Using full-length JFH-1 cDNA as template, transcribed as described above, two different polymerase combinations were tested for their efficiency in amplifying near full-length genome and a 4 kb fragment from the 5′ end of the HCV genome in a single round. Primers KY80 and vir45a (Table 1) were used for near full-length amplification, while vir45a was replaced by hep344 [11] for the 4 kb fragment. The two enzymes tested in parallel were KlenTaq LA (Clontech) and KlenTaq DNA polymerase (AB Peptides, St. Louis, MO) that was used at a ratio of 2 to 1 with pfu DNA polymerase (Stratagene, La Jolle, CA). The reaction conditions of the KlenTaq LA are detailed in the next paragraph. The reaction conditions for the KlenTaq/pfu mix were performed as described by Zhang et al. [13] with the exception that the PCR cycling conditions were the same as those performed with the KlenTaq LA reaction, as described below.

PCR of near full-length HCV genome

First round PCR was performed using 5 μl of cDNA in a 50 μl PCR reaction containing 1× KlenTaq LA buffer (Clontech), 1.2 M betaine, 200 μM of each dNTP, 0.2 μM of the forward primer KY80, 0.2 μM of the genotype specific reverse primer (Table 1) and 1U of KlenTaq LA enzyme. PCR was performed at 94 °C for 2 min, 10 cycles at 94 °C for 30 s, 55 °C for 20 s, and 68 °C for 11 min, followed by an additional 20–25 cycles at 94 °C for 30 s, 57 °C for 20 s, and 68 °C for 10:30 min (+20 s/cycle), with a final extension for 5 min at 68 °C.
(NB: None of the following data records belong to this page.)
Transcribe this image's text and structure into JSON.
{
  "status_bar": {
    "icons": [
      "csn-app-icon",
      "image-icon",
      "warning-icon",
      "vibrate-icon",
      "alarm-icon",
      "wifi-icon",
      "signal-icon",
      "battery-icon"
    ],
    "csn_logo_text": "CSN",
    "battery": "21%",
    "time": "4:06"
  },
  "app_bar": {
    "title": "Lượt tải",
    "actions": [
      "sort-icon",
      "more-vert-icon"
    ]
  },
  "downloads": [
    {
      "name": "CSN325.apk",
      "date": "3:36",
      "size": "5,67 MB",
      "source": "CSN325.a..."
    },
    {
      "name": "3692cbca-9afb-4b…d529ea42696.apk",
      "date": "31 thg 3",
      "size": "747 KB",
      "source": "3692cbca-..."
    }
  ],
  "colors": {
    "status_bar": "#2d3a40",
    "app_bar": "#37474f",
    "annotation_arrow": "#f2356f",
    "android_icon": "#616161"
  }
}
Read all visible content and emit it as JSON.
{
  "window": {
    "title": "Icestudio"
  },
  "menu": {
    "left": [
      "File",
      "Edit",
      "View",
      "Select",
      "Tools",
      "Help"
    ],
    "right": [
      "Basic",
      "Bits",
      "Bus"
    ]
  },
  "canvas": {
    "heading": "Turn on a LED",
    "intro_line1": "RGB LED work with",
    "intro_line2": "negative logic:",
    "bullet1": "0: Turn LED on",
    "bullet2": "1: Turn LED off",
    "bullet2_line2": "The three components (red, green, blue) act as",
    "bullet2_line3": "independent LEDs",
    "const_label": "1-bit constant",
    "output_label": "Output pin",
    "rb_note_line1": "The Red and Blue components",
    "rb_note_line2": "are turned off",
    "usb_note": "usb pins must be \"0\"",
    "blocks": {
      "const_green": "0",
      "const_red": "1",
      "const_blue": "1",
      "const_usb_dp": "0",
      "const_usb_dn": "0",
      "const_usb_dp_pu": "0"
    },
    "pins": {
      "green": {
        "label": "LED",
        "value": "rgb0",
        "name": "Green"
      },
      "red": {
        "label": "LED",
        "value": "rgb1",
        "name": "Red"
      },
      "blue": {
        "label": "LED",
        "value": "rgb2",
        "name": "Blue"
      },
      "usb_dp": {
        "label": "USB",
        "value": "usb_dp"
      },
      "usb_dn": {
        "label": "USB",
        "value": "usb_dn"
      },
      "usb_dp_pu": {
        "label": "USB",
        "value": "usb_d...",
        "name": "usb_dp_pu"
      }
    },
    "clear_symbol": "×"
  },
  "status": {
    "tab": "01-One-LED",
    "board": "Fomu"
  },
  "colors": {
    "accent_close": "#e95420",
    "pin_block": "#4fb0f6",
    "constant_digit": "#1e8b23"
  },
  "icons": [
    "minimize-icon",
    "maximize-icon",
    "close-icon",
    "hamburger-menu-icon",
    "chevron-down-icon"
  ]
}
The nested round of PCR was performed with 5 μl of first round product in a 50 μl reaction as described for the first round, except 0.2 μM of hep21b was used as the forward primer and 0.2 μM of a nested genotype-specific reverse primer (Table 1). PCR was performed at 94 °C for 2 min, 10 cycles at 94 °C for 30 s, 58 °C for 20 s, and 68 °C for 10:30 min, followed by an additional 20–25 cycles at 94 °C for 30 s, 60 °C for 20 s, and 68 °C for 10:30 min (+20 s/cycle), and then followed by a final extension for 5 min at 68 °C.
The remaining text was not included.